Educational Neuroscience for Teachers

Conference: The Asian Conference on Education (ACE2022)
Title: Educational Neuroscience for Teachers
Stream: Mind, Brain & Psychology: Human Emotional & Cognitive Development & Outcomes within Educational Contexts
Presentation Type: Oral Presentation
Authors:
Lucy Spence, University of South Carolina, United States

Abstract:

The purpose of this work is to provide educators with current information on how the brain functions in literacy learning together with instructional methods that complement the findings. This is significant because from the time children enter pre-school until they write their final senior thesis teachers nurture reading, writing, and many other aspects of literacy important to brain development. This work was framed by sociocultural and constructivist theories (Luke, et al., 2011). Literacy involves complex social practices of reading, writing, talking about texts, and using texts for a variety of social and personal purposes (Street, 1985). This paper examines the growing body of neuroscience that supports this conceptual approach. Immordino-Yang and Gottlieb (2017) are neuroscientists who are interested in K-12 students.
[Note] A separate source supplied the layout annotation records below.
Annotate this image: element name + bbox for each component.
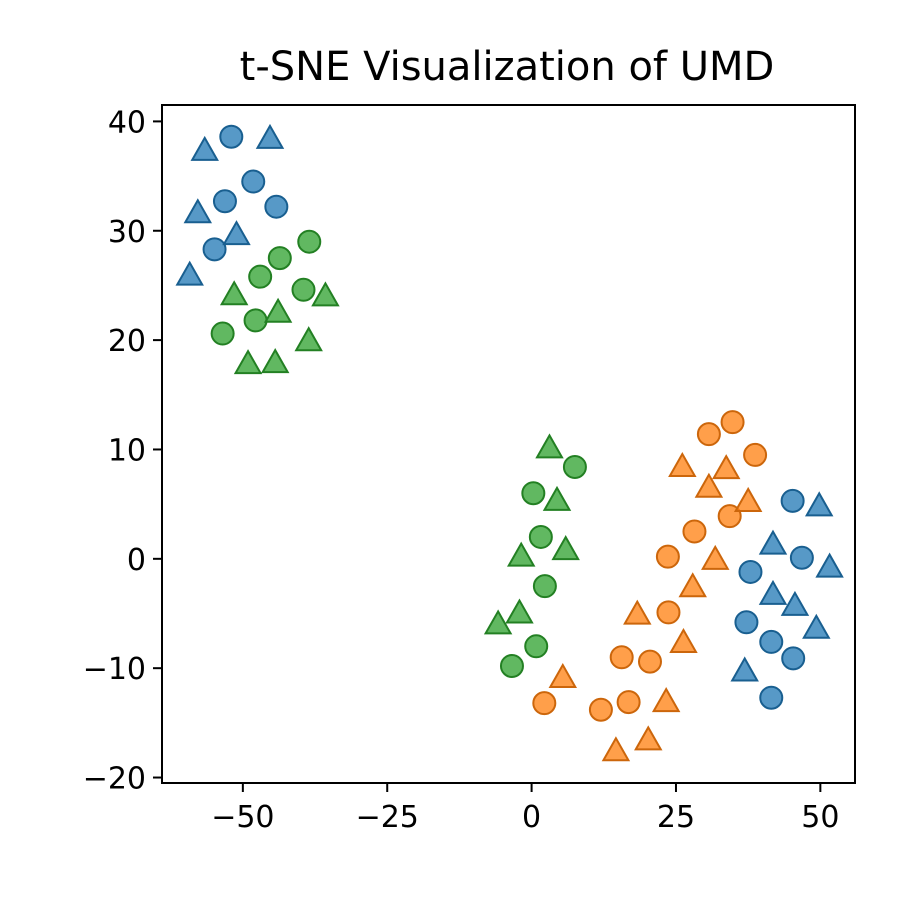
series-1-circle-point-11 [781, 646, 806, 671]
x-tick-label-4: 25 [657, 800, 695, 835]
series-1-circle-point-2 [241, 169, 266, 194]
series-2-triangle-point-7 [623, 599, 652, 625]
y-tick-label-1: −20 [83, 762, 146, 797]
series-2-circle-point-11 [588, 697, 613, 722]
y-tick-label-4: 10 [108, 433, 146, 468]
series-2-circle-point-5 [682, 519, 707, 544]
series-1-triangle-point-7 [758, 529, 788, 555]
series-2-circle-point-3 [743, 442, 768, 467]
series-3-triangle-point-3 [263, 297, 293, 323]
series-3-triangle-point-11 [505, 598, 534, 624]
series-2-circle-point-12 [616, 690, 641, 715]
series-2-triangle-point-12 [601, 736, 631, 762]
x-tick-label-1: −50 [211, 800, 274, 835]
series-2-triangle-point-3 [694, 472, 724, 498]
x-tick-label-2: −25 [356, 800, 419, 835]
series-1-triangle-point-5 [175, 260, 204, 286]
series-1-circle-point-9 [734, 610, 759, 635]
series-1-triangle-point-2 [255, 123, 285, 149]
series-3-circle-point-3 [248, 264, 273, 289]
series-1-circle-point-12 [759, 685, 784, 710]
y-tick-label-7: 40 [108, 105, 146, 140]
series-2-circle-point-1 [696, 422, 721, 447]
series-1-triangle-point-1 [190, 135, 219, 161]
series-3-triangle-point-5 [233, 349, 263, 375]
series-3-circle-point-4 [291, 277, 316, 302]
series-1-triangle-point-11 [802, 613, 831, 639]
data-marks [175, 123, 844, 762]
plot-frame [161, 104, 856, 784]
series-3-circle-point-5 [243, 308, 268, 333]
series-2-triangle-point-10 [651, 687, 681, 713]
series-3-triangle-point-8 [542, 485, 572, 511]
series-1-triangle-point-10 [780, 590, 810, 616]
series-3-triangle-point-2 [311, 281, 340, 307]
series-3-circle-point-8 [521, 481, 546, 506]
series-1-circle-point-7 [789, 545, 814, 570]
series-3-circle-point-10 [532, 574, 557, 599]
series-3-triangle-point-6 [260, 348, 290, 374]
x-tick-label-5: 50 [801, 800, 839, 835]
series-3-circle-point-1 [297, 229, 322, 254]
series-2-circle-point-10 [532, 691, 557, 716]
series-1-triangle-point-4 [222, 220, 251, 246]
y-tick-label-6: 30 [108, 215, 146, 250]
series-3-triangle-point-4 [294, 326, 323, 352]
y-axis: −20 −10 0 10 20 30 40 [83, 105, 162, 797]
series-1-circle-point-3 [212, 189, 237, 214]
series-2-triangle-point-2 [711, 454, 741, 480]
series-3-triangle-point-1 [219, 280, 249, 306]
series-3-triangle-point-7 [535, 433, 564, 459]
series-2-circle-point-7 [656, 600, 681, 625]
series-1-triangle-point-6 [804, 491, 834, 517]
y-tick-label-2: −10 [83, 652, 146, 687]
series-3-circle-point-6 [210, 321, 235, 346]
series-1-triangle-point-12 [730, 656, 759, 682]
series-2-triangle-point-5 [701, 544, 730, 570]
series-1-circle-point-8 [738, 559, 763, 584]
series-2-triangle-point-6 [678, 572, 707, 598]
series-2-triangle-point-9 [548, 662, 578, 689]
series-1-triangle-point-8 [815, 552, 844, 578]
series-1-circle-point-1 [219, 124, 244, 149]
chart-title: t-SNE Visualization of UMD [240, 44, 775, 90]
series-2-circle-point-6 [655, 544, 680, 569]
series-2-triangle-point-1 [668, 451, 697, 477]
series-2-circle-point-8 [609, 645, 634, 670]
series-3-circle-point-9 [528, 524, 553, 549]
y-tick-label-5: 20 [108, 324, 146, 359]
series-3-triangle-point-10 [551, 535, 580, 561]
series-3-circle-point-2 [267, 246, 292, 271]
series-2-triangle-point-4 [733, 486, 763, 512]
series-2-circle-point-2 [720, 410, 745, 435]
series-1-circle-point-10 [759, 629, 784, 654]
series-1-circle-point-6 [780, 488, 805, 513]
series-3-triangle-point-9 [506, 541, 536, 567]
x-axis: −50 −25 0 25 50 [211, 783, 839, 835]
series-3-circle-point-7 [562, 454, 587, 479]
series-1-triangle-point-9 [758, 579, 788, 605]
series-2-triangle-point-8 [669, 628, 698, 654]
series-2-triangle-point-11 [634, 725, 663, 751]
series-2-circle-point-9 [637, 649, 662, 674]
series-3-triangle-point-12 [483, 609, 513, 635]
series-1-circle-point-4 [264, 194, 289, 219]
y-tick-label-3: 0 [127, 543, 146, 578]
x-tick-label-3: 0 [522, 800, 541, 835]
series-3-circle-point-11 [524, 634, 549, 659]
series-1-triangle-point-3 [183, 198, 213, 224]
series-1-circle-point-5 [202, 237, 227, 262]
series-3-circle-point-12 [499, 653, 524, 678]
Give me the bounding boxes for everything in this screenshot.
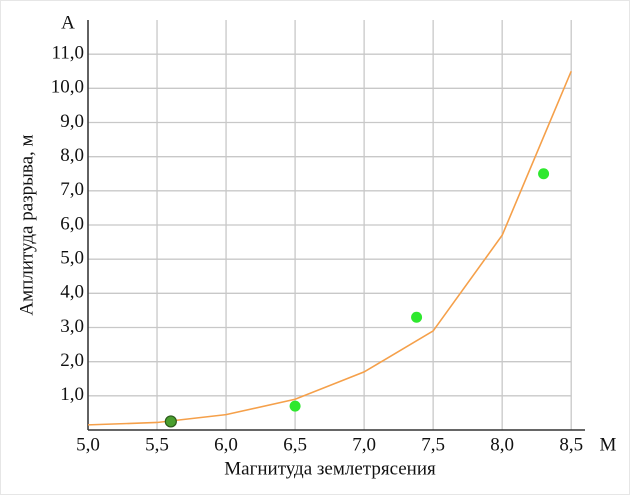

They describe how neurobiological and sociocultural development are co-dependent. Child and adolescent brain development are influenced by their experiences and social interactions. Personal interactions, emotions, and physical experiences are intertwined with cognitive functions (Immordino-Yang, Darling-Hammond, & Krone, 2019).
The neuroscience research cited in this paper was gathered from peer-reviewed articles in neuroscience journals using psychology and medical databases. The instructional methods that complement the findings are based on studies in classrooms or lab settings and were published in leading peer-reviewed educational journals. Literacy is a multidimensional concept with visual, phonological, motor, affective, linguistic, semantic, and sociocultural dimensions. Neuroscience helps us understand the multiple dimensions involved in literate practices. This paper presents how educational research and practices were found to be congruent with neuroscience findings.